Here’s my take on the rubber bullets/projectiles based on my limited expertise common sense perspectives. I like the idea of minimizing unintended injury or death attributed to accidental police shootings. I would be in favor of any tool that helps police do their jobs because their jobs are already difficult and challenging. Two, arresting active shooters, domestic violence shooter might offer real insight into the why and the how. So, I hope you can see where my inclination lies.
There are post shooting incident intelligence value to be derived from cooperating shooters who would (hopefully) survive by the use of rubber/bean bag projectile rounds. To your rationale, there appears to be justification of their use when subduing a potentially violent suspect from a safe distance, and when the officer has time to retrieve a specialized weapon out of the trunk. So cause and effect may have value in this discussion. However, the flip side of the coin brings the reality of severe, blunt pain rather than serious injury or death from a normal round. While there is potential value there are operational considerations that conceivably will place police officers at risk. I recognize the appeal of the projectile’s soft, wide surface of impact and the limits of the projectiles to pierce through skin or injure internal organs. And while they may save perpetrator lives and reduce stray bullet fatalities, there potential downsides exist. The projectile may only be useful at long range and are apt to cause serious or deadly injury if fired at the head, neck, or chest say the detractors. Any critical thinker would see the value of your thoughtful observations and recommendations.Thank you, Scott.

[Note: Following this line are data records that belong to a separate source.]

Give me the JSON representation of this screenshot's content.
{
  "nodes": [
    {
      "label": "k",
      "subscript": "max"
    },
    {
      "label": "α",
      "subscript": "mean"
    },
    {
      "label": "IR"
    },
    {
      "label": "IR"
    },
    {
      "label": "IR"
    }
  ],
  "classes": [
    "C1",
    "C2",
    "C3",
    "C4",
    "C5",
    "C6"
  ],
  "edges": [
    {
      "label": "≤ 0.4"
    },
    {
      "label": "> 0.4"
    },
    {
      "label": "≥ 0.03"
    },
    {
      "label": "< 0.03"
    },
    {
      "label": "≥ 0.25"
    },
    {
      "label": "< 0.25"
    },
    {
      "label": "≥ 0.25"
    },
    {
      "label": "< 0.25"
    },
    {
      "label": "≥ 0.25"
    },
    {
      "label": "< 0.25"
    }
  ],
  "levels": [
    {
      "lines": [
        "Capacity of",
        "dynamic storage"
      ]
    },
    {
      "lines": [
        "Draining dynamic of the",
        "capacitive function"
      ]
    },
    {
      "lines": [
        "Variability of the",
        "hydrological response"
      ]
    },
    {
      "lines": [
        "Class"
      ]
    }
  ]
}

Absolutely outstanding article hitting on the key points we all need to internalize: “train ourselves that in an emergency . . . we will be active participants in our own rescue . . . we must immediately take action to either remove ourselves from the threat, or terminate the threat . . . There is nobody who is more responsible for your personal safety than you, so you must take the lead role in rescuing yourself from danger . . . Make that commitment now. Train yourself to look for avenues of escape . . . Give yourself the permission to use righteous force in the defense of yourself or others. Mentally rehearse your response to an active threat.” No better words spoken.

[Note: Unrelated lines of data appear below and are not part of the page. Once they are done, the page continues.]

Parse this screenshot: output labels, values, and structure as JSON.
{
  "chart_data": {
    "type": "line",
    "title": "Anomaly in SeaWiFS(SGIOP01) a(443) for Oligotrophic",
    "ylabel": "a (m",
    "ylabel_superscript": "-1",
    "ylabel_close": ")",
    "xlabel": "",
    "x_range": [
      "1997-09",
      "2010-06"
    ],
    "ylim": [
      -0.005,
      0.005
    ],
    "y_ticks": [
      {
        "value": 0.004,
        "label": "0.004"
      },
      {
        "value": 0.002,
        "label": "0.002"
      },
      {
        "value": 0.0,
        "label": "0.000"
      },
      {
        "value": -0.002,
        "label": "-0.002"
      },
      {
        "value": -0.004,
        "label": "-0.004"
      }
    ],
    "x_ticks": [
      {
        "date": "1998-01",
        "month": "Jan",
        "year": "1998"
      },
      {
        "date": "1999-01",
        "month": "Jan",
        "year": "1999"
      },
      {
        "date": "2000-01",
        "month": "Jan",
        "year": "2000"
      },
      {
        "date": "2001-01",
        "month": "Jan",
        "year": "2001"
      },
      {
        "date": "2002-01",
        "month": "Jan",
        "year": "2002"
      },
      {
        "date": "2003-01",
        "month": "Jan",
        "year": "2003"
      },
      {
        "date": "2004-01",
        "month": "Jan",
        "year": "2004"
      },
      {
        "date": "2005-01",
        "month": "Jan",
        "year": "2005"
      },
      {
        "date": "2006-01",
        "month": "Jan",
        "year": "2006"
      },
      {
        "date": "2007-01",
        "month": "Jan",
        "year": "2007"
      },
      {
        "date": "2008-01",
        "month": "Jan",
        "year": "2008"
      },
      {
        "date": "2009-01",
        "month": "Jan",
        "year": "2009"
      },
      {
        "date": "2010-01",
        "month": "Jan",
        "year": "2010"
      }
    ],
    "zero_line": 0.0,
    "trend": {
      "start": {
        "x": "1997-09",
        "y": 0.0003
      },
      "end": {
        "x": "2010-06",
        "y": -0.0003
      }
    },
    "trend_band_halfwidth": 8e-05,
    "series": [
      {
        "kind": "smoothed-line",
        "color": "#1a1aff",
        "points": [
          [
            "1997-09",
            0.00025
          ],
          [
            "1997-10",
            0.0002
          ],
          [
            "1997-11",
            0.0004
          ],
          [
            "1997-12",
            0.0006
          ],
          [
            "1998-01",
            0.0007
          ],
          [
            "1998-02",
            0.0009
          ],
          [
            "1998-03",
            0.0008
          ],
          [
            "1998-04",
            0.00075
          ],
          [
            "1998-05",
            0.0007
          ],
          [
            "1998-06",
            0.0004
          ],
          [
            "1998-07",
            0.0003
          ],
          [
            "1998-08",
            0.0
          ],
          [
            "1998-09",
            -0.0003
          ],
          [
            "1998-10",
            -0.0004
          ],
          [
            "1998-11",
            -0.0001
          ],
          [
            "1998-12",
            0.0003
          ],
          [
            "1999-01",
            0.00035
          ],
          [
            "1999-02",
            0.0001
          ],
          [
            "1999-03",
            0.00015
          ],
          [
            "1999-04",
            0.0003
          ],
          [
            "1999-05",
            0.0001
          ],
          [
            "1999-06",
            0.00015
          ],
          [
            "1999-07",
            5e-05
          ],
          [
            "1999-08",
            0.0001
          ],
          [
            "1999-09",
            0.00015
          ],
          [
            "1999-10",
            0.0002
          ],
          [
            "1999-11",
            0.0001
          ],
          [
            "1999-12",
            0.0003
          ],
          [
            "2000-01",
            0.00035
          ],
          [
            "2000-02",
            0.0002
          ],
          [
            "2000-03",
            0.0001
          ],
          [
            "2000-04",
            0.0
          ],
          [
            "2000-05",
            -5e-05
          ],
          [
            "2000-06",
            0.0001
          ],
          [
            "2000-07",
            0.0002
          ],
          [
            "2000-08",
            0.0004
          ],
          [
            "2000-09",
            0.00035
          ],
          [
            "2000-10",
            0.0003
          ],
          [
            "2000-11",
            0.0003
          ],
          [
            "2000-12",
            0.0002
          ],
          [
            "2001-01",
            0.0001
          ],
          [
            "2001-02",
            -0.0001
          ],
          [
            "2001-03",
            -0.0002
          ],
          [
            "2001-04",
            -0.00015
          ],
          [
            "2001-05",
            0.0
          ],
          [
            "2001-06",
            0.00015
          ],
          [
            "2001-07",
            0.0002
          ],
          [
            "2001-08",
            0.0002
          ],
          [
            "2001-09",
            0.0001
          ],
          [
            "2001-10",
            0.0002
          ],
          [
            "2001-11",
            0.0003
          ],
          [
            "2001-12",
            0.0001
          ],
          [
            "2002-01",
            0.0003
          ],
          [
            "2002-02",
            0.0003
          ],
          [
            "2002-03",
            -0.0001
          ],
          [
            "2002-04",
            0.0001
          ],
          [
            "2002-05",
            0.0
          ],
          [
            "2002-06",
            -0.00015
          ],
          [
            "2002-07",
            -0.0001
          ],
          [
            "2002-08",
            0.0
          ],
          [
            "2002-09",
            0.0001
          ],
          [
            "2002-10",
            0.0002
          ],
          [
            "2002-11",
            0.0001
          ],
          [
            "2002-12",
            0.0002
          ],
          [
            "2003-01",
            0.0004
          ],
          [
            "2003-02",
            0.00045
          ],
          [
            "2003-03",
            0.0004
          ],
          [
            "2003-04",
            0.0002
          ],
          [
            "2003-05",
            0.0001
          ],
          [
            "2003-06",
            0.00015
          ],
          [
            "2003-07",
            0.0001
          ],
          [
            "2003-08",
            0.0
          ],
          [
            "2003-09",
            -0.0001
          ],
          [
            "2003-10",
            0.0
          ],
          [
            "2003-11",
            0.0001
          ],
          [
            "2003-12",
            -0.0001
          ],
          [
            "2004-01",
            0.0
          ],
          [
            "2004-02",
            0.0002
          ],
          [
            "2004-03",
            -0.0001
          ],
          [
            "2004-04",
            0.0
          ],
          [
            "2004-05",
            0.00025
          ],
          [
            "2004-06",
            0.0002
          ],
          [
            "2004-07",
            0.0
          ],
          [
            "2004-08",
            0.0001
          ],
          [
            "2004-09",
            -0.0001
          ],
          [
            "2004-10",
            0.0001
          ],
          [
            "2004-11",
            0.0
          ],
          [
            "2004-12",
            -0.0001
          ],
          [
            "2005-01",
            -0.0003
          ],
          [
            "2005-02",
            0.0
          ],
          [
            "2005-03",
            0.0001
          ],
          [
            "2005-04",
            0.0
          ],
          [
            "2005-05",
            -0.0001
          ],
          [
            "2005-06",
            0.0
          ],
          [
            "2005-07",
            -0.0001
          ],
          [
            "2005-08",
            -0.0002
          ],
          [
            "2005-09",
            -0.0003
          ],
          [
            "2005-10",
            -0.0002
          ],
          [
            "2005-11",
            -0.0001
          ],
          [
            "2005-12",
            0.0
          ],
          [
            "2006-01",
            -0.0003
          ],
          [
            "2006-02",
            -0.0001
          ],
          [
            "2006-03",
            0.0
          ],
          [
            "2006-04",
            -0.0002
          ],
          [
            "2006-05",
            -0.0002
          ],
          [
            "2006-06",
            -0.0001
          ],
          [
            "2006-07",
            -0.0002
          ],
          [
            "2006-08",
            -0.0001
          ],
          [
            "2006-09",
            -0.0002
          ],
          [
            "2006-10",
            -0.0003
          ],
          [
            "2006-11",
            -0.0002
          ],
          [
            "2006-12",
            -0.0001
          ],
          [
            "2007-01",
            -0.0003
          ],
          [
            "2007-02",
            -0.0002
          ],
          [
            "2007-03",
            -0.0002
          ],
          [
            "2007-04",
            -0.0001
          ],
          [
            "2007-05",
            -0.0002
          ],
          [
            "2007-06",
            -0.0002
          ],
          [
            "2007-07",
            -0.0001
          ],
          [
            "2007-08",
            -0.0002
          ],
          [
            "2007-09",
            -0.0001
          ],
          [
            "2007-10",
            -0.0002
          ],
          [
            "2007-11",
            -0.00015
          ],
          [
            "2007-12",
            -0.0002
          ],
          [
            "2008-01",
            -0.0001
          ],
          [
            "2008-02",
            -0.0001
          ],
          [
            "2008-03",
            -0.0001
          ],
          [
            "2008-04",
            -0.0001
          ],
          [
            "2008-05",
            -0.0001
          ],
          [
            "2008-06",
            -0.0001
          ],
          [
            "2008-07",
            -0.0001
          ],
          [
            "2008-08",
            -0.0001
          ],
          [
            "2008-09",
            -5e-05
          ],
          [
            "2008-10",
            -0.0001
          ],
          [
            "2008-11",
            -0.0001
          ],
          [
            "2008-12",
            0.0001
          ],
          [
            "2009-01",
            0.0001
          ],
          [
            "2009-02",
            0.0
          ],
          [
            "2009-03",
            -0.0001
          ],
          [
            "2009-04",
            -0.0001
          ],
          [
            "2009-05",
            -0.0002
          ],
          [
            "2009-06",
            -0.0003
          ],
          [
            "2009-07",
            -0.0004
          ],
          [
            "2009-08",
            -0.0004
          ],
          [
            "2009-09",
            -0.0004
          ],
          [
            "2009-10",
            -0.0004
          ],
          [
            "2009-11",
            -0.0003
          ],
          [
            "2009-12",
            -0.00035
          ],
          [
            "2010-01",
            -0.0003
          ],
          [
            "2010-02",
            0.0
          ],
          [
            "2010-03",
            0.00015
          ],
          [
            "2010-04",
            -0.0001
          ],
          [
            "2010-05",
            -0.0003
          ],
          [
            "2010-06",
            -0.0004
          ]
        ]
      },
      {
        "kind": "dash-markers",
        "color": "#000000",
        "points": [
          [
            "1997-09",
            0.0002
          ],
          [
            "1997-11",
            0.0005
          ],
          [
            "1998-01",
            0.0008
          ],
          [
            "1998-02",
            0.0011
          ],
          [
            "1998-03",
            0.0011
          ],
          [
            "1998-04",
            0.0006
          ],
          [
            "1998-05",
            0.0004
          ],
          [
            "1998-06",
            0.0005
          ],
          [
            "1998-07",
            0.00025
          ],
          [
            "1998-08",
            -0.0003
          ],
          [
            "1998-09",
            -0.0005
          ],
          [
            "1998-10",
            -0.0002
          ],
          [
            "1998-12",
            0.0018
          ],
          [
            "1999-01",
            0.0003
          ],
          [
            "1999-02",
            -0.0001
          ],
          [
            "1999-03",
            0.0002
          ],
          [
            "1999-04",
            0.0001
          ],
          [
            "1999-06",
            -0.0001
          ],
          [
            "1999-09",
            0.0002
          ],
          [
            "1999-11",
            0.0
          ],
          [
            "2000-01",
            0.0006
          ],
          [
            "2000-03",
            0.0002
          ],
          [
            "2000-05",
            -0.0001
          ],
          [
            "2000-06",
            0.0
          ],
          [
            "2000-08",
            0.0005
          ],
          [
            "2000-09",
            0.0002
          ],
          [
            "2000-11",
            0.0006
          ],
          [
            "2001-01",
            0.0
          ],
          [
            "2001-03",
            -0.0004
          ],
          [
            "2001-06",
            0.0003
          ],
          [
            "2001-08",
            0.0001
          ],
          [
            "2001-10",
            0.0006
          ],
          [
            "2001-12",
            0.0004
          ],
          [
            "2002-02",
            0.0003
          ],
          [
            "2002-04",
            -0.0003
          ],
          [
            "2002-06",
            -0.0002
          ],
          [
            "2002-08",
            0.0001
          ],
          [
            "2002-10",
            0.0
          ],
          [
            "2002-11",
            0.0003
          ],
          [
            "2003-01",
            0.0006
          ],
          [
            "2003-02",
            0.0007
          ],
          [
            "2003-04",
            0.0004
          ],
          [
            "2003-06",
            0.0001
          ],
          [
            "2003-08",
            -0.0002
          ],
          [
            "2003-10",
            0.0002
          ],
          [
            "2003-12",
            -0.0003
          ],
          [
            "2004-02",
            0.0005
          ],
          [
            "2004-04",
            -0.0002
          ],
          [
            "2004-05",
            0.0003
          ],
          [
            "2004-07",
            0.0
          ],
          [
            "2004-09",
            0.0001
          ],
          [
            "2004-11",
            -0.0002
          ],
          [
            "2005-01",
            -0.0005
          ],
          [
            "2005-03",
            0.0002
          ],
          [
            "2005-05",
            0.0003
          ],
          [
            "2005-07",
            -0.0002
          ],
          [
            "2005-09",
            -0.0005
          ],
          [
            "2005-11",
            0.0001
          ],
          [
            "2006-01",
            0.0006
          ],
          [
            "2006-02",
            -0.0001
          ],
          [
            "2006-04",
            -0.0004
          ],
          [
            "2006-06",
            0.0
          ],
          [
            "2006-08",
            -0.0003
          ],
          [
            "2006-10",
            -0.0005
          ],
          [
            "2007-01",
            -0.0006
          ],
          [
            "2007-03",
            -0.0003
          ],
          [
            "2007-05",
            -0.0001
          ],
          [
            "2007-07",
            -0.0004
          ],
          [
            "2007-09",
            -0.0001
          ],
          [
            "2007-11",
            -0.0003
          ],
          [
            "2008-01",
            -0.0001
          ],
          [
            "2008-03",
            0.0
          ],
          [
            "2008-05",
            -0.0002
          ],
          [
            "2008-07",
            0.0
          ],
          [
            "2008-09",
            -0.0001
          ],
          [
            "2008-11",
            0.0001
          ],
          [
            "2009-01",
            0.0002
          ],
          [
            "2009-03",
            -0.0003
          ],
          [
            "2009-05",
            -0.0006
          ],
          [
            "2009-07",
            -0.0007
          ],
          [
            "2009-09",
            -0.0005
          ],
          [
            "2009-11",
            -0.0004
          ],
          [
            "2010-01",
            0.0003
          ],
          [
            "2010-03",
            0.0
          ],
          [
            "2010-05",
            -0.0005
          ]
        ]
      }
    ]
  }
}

Your thinking on the topic is spot on Mr. Bowman Olds. What often gets omitted in workplace training sessions on the topic is the opportunity to create engaging dialogue where the workforce interacts amongst themselves for the benefit of sharing experiences. As a result, opportunity is missed that allows the interactions to reinforce their store knowledge and awareness in responding to at risk situations. Since the response is based on an emotional response to a threat, adults store more information than they give themselves credit for. Worst is that the trainer’s lack of awareness, knowledge and expertise in deep instructional knowledge limits the content to the silly information on their PowerPoint slides which, you know is designed to lecture and not engage. So, whether you intentionally set out to compliment me on the article, I humbly accept it simply because I am a student of language in conveying difficult content. Thank you, Bowman Olds.
We cannot live in fear. However, we can live prepared. We all have basic instincts.

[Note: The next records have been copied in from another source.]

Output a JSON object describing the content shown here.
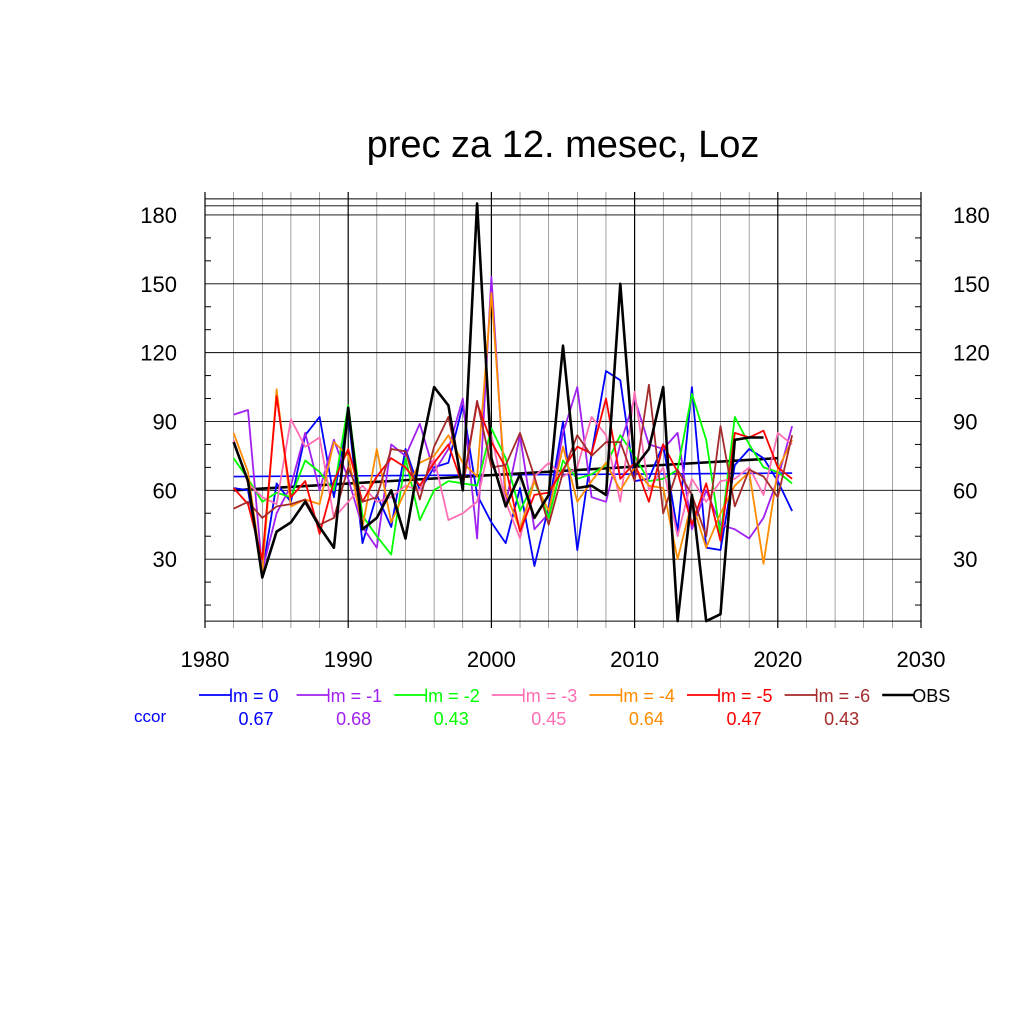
{
  "chart_data": {
    "type": "line",
    "title": "prec za 12. mesec, Loz",
    "xlabel": "",
    "ylabel": "",
    "xlim": [
      1980,
      2030
    ],
    "ylim": [
      0,
      190
    ],
    "x_ticks": [
      1980,
      1990,
      2000,
      2010,
      2020,
      2030
    ],
    "y_ticks": [
      30,
      60,
      90,
      120,
      150,
      180
    ],
    "grid": true,
    "x": [
      1982,
      1983,
      1984,
      1985,
      1986,
      1987,
      1988,
      1989,
      1990,
      1991,
      1992,
      1993,
      1994,
      1995,
      1996,
      1997,
      1998,
      1999,
      2000,
      2001,
      2002,
      2003,
      2004,
      2005,
      2006,
      2007,
      2008,
      2009,
      2010,
      2011,
      2012,
      2013,
      2014,
      2015,
      2016,
      2017,
      2018,
      2019,
      2020,
      2021
    ],
    "series": [
      {
        "name": "lm = 0",
        "color": "#0000ff",
        "width": 1.8,
        "values": [
          61,
          60,
          24,
          63,
          55,
          84,
          92,
          57,
          93,
          37,
          58,
          44,
          78,
          60,
          70,
          72,
          97,
          58,
          46,
          37,
          61,
          27,
          53,
          90,
          34,
          76,
          112,
          108,
          64,
          65,
          80,
          42,
          105,
          35,
          34,
          71,
          78,
          74,
          64,
          51
        ]
      },
      {
        "name": "lm = -1",
        "color": "#a020f0",
        "width": 1.8,
        "values": [
          93,
          95,
          25,
          50,
          62,
          85,
          60,
          82,
          65,
          44,
          35,
          80,
          75,
          89,
          68,
          78,
          100,
          39,
          153,
          54,
          84,
          43,
          50,
          85,
          105,
          57,
          55,
          80,
          100,
          80,
          78,
          85,
          43,
          60,
          45,
          43,
          39,
          48,
          65,
          88
        ]
      },
      {
        "name": "lm = -2",
        "color": "#00ff00",
        "width": 1.8,
        "values": [
          74,
          65,
          55,
          59,
          57,
          73,
          68,
          60,
          97,
          49,
          40,
          32,
          74,
          47,
          60,
          64,
          63,
          62,
          87,
          74,
          51,
          64,
          48,
          73,
          65,
          67,
          71,
          84,
          75,
          64,
          65,
          69,
          102,
          82,
          40,
          92,
          80,
          70,
          68,
          63
        ]
      },
      {
        "name": "lm = -3",
        "color": "#ff6eb4",
        "width": 1.8,
        "values": [
          82,
          63,
          57,
          54,
          91,
          79,
          83,
          48,
          55,
          62,
          55,
          57,
          62,
          60,
          74,
          47,
          50,
          55,
          84,
          55,
          39,
          66,
          72,
          66,
          70,
          92,
          84,
          55,
          103,
          60,
          70,
          40,
          65,
          55,
          64,
          65,
          70,
          58,
          85,
          80
        ]
      },
      {
        "name": "lm = -4",
        "color": "#ff8c00",
        "width": 1.8,
        "values": [
          85,
          68,
          24,
          104,
          53,
          56,
          54,
          81,
          75,
          44,
          78,
          46,
          60,
          72,
          75,
          84,
          72,
          66,
          146,
          59,
          43,
          64,
          51,
          79,
          55,
          64,
          72,
          60,
          70,
          62,
          61,
          30,
          55,
          35,
          50,
          62,
          68,
          28,
          69,
          82
        ]
      },
      {
        "name": "lm = -5",
        "color": "#ff0000",
        "width": 1.8,
        "values": [
          61,
          54,
          30,
          101,
          57,
          64,
          41,
          64,
          78,
          55,
          66,
          74,
          70,
          62,
          72,
          80,
          62,
          98,
          81,
          70,
          42,
          58,
          59,
          69,
          79,
          76,
          100,
          65,
          72,
          55,
          80,
          68,
          45,
          63,
          38,
          85,
          83,
          86,
          70,
          65
        ]
      },
      {
        "name": "lm = -6",
        "color": "#a52a2a",
        "width": 1.8,
        "values": [
          52,
          55,
          48,
          53,
          54,
          56,
          45,
          48,
          70,
          55,
          57,
          78,
          77,
          56,
          79,
          92,
          62,
          99,
          70,
          71,
          85,
          66,
          45,
          68,
          84,
          75,
          81,
          81,
          64,
          106,
          50,
          69,
          58,
          40,
          88,
          53,
          69,
          66,
          57,
          84
        ]
      },
      {
        "name": "OBS",
        "color": "#000000",
        "width": 2.6,
        "values": [
          81,
          64,
          22,
          42,
          46,
          55,
          44,
          35,
          96,
          43,
          48,
          60,
          39,
          75,
          105,
          97,
          60,
          185,
          74,
          53,
          67,
          48,
          58,
          123,
          61,
          62,
          58,
          150,
          70,
          78,
          105,
          3,
          58,
          3,
          6,
          82,
          83,
          83,
          null,
          null
        ]
      }
    ],
    "trend_lines": [
      {
        "series": "lm = 0",
        "color": "#0000ff",
        "x": [
          1982,
          2021
        ],
        "y": [
          66.0,
          67.5
        ]
      },
      {
        "series": "OBS",
        "color": "#000000",
        "x": [
          1982,
          2020
        ],
        "y": [
          60.0,
          74.0
        ]
      }
    ],
    "legend_placement": "bottom",
    "ccor": {
      "label": "ccor",
      "values": [
        "0.67",
        "0.68",
        "0.43",
        "0.45",
        "0.64",
        "0.47",
        "0.43"
      ]
    }
  }
}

Look around a room. Size up people. Listen to your own heart and head. When your flags are do not bring them down and pack them away. They wave to remind you who we are and what we stand for.
Life,Liberty and the pursuit of happiness.
These intruders wielding violence must be-stopped!. There is safety in numbers. Travel in numbers! Buddy system too. These are old fashioned methods, however, thy do work. Safe travels all.